2500 militaires pour déloger des brebis et leurs bergers

Brève
10/04/2018

Les gouvernements successifs ont dû reculer face aux Zadistes en abandonnant le projet d'aéroport à Notre Dame des Landes. Macron avait dû admettre que la modernisation de celui de Nantes Atlantique suffirait à assurer la croissance envisagée du transport aérien. Et comme, dans un cas comme dans l'autre, c'est Vinci qui profitait de l'argent public, l'essentiel était assuré.
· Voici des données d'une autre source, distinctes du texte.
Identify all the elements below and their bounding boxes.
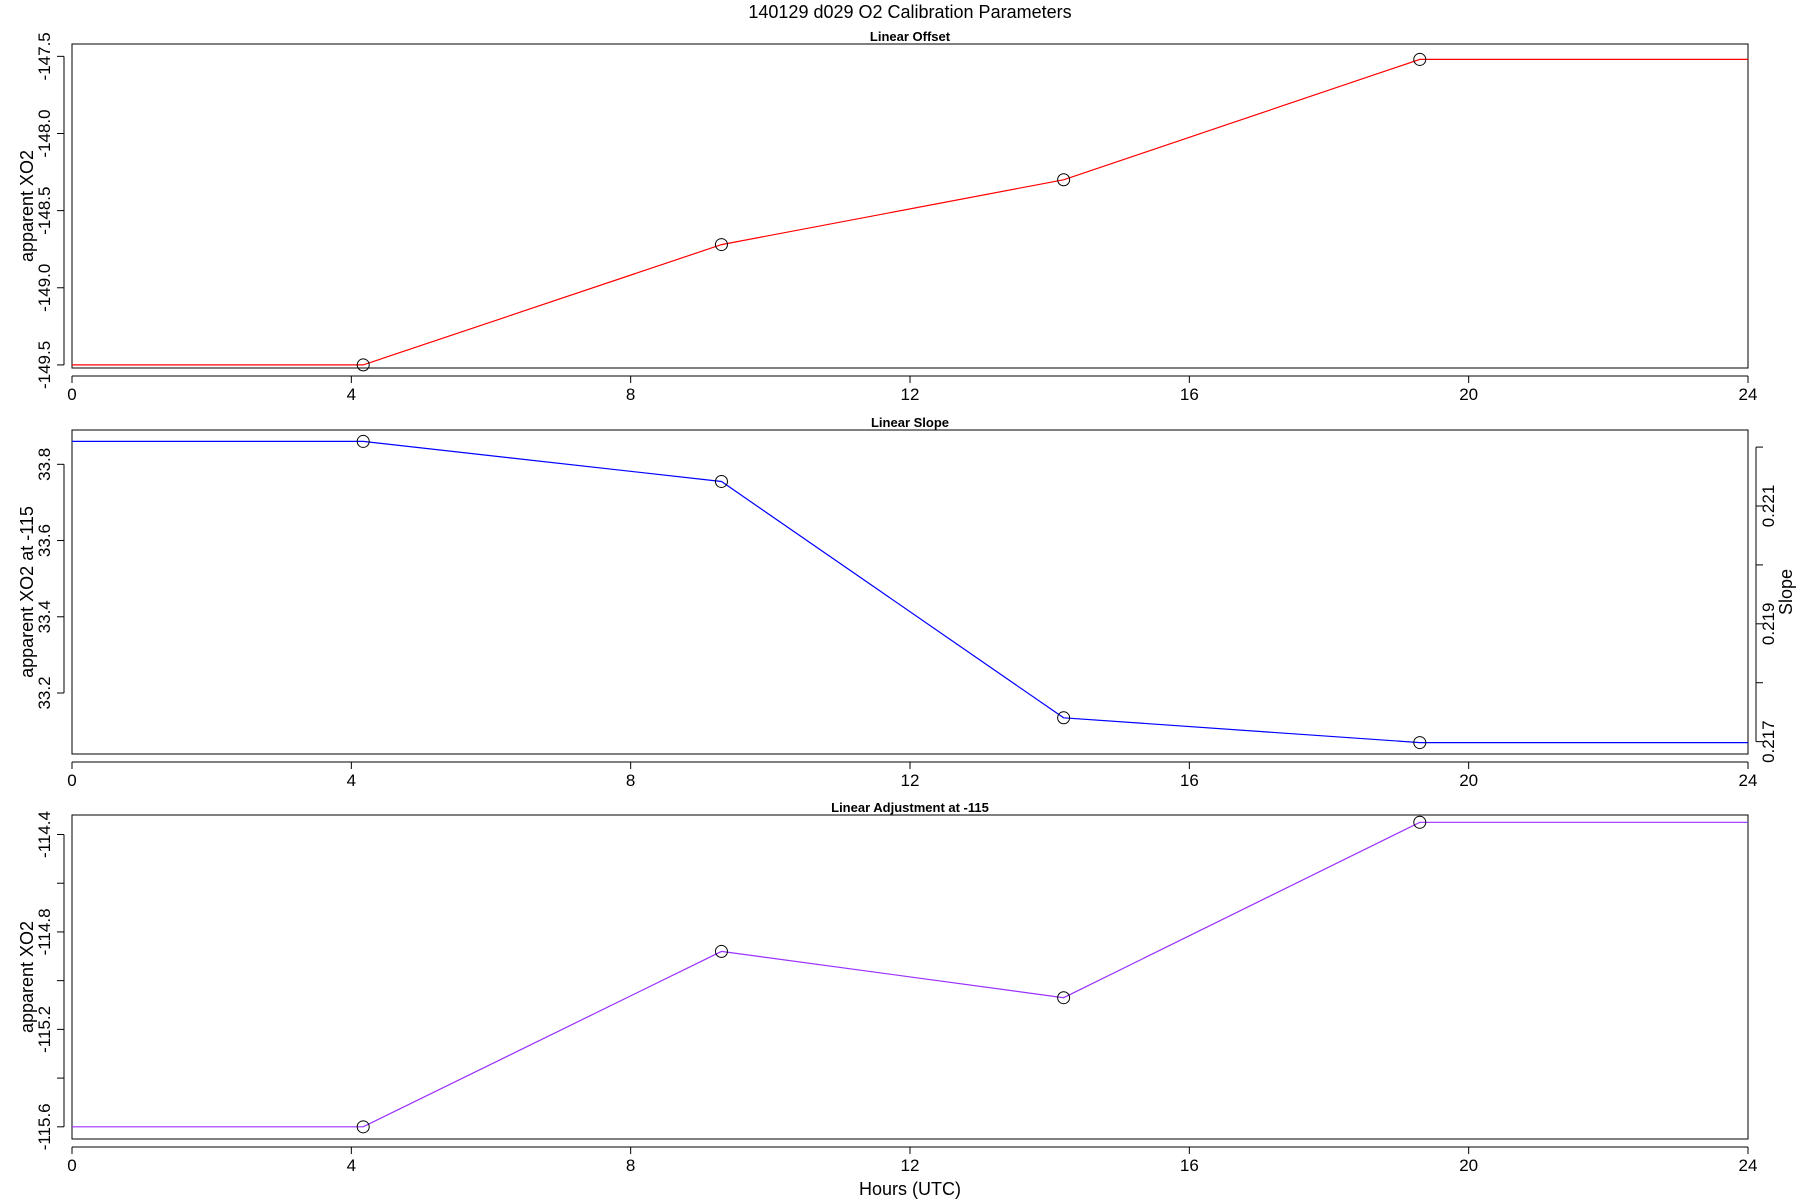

Sauf que c'était quand même une reculade et qu'il s'agissait de la faire payer aux Zadistes. C'est ce qu'il est en train de se produire. 2500 militaires suréquipés, des blindés légers, tentent de démanteler les exploitations agricoles mises en place au fil des années et que leurs occupants pensaient légitimement pouvoir continuer d'exploiter. Ils en avaient même fait des demandes collectives. Après qu'une bergerie ait été détruite dès le premier jour de l'intervention, la préfète a déclaré qu'elle ne prenait en compte que les demandes individuelles et le saccage des installations a continué.

L'Etat se venge et Macron montre ses muscles à titre d'avertissement pour tous ceux qui contestent sa politique. Et, sur place, il dresse contre lui l'ensemble des habitants de la zone, les squatteurs comme ceux que l'abandon du projet d'aéroport avait rendu légaux aux yeux de la préfecture.